Fernsehgottesdienste von hohem gesellschaftlichen Wert
(medientipp) Das Schweizer Fernsehens hat eine bevölkerungsrepräsentative, telefonische Befragung zur Nutzung von Fernsehgottesdiensten in Auftrag gegeben. Befragt wurden 500 Frauen und Männer im Alter von 45 Jahren und älter in der deutschsprachigen Schweiz. Vielfalt ist erwünscht, Events hingegen werden abgelehnt. Die Gottesdienste sollen «normal», aber schön und feierlich sein.

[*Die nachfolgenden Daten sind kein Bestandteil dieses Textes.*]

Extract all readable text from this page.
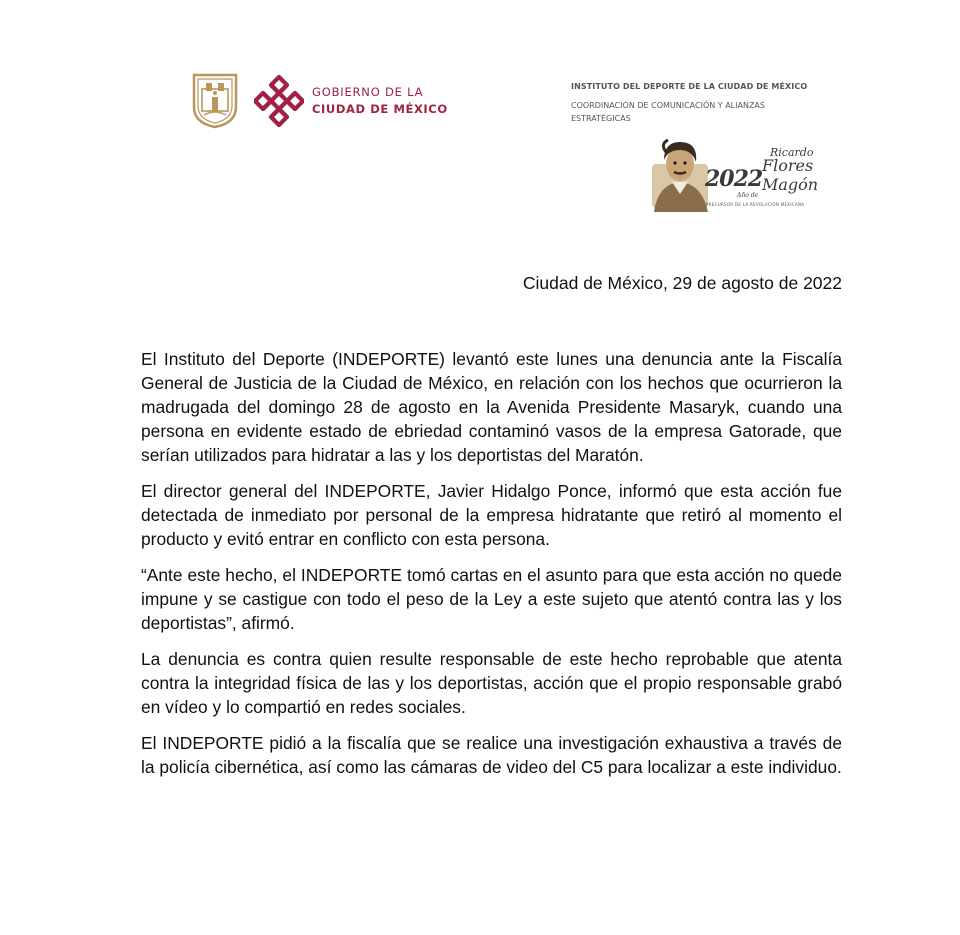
GOBIERNO DE LA
CIUDAD DE MÉXICO
INSTITUTO DEL DEPORTE DE LA CIUDAD DE MÉXICO
COORDINACIÓN DE COMUNICACIÓN Y ALIANZAS ESTRATÉGICAS
2022
Año de
Ricardo
Flores
Magón
PRECURSOR DE LA REVOLUCIÓN MEXICANA
Ciudad de México, 29 de agosto de 2022

El Instituto del Deporte (INDEPORTE) levantó este lunes una denuncia ante la Fiscalía General de Justicia de la Ciudad de México, en relación con los hechos que ocurrieron la madrugada del domingo 28 de agosto en la Avenida Presidente Masaryk, cuando una persona en evidente estado de ebriedad contaminó vasos de la empresa Gatorade, que serían utilizados para hidratar a las y los deportistas del Maratón.

El director general del INDEPORTE, Javier Hidalgo Ponce, informó que esta acción fue detectada de inmediato por personal de la empresa hidratante que retiró al momento el producto y evitó entrar en conflicto con esta persona.

“Ante este hecho, el INDEPORTE tomó cartas en el asunto para que esta acción no quede impune y se castigue con todo el peso de la Ley a este sujeto que atentó contra las y los deportistas”, afirmó.

La denuncia es contra quien resulte responsable de este hecho reprobable que atenta contra la integridad física de las y los deportistas, acción que el propio responsable grabó en vídeo y lo compartió en redes sociales.

El INDEPORTE pidió a la fiscalía que se realice una investigación exhaustiva a través de la policía cibernética, así como las cámaras de video del C5 para localizar a este individuo.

In einer Zusatzbefragung von Personen aller Altersstufen wurde den Gottesdienstübertragungen ein hoher Wert attestiert. Bei den Jungen und Konfessionslosen bestätigten das erstaunliche 25 Prozent, wie das Schweizer Fernsehen in einer Medienmitteilung schreibt. Ein Viertel der Gottesdienstnutzer gibt an, dass die Konfession für sie keine Rolle spielt. Die eigene Konfession wird jedoch favorisiert. Der Livecharakter eines Fernsehgottesdienstes ist für die Mehrheit der Befragten wichtig oder sehr wichtig. Fernsehgottesdienste werden vor allem von einem kleinen, älteren, sehr konstanten Publikum geschaut. Bei den über 66-Jährigen sind es 16 Prozent.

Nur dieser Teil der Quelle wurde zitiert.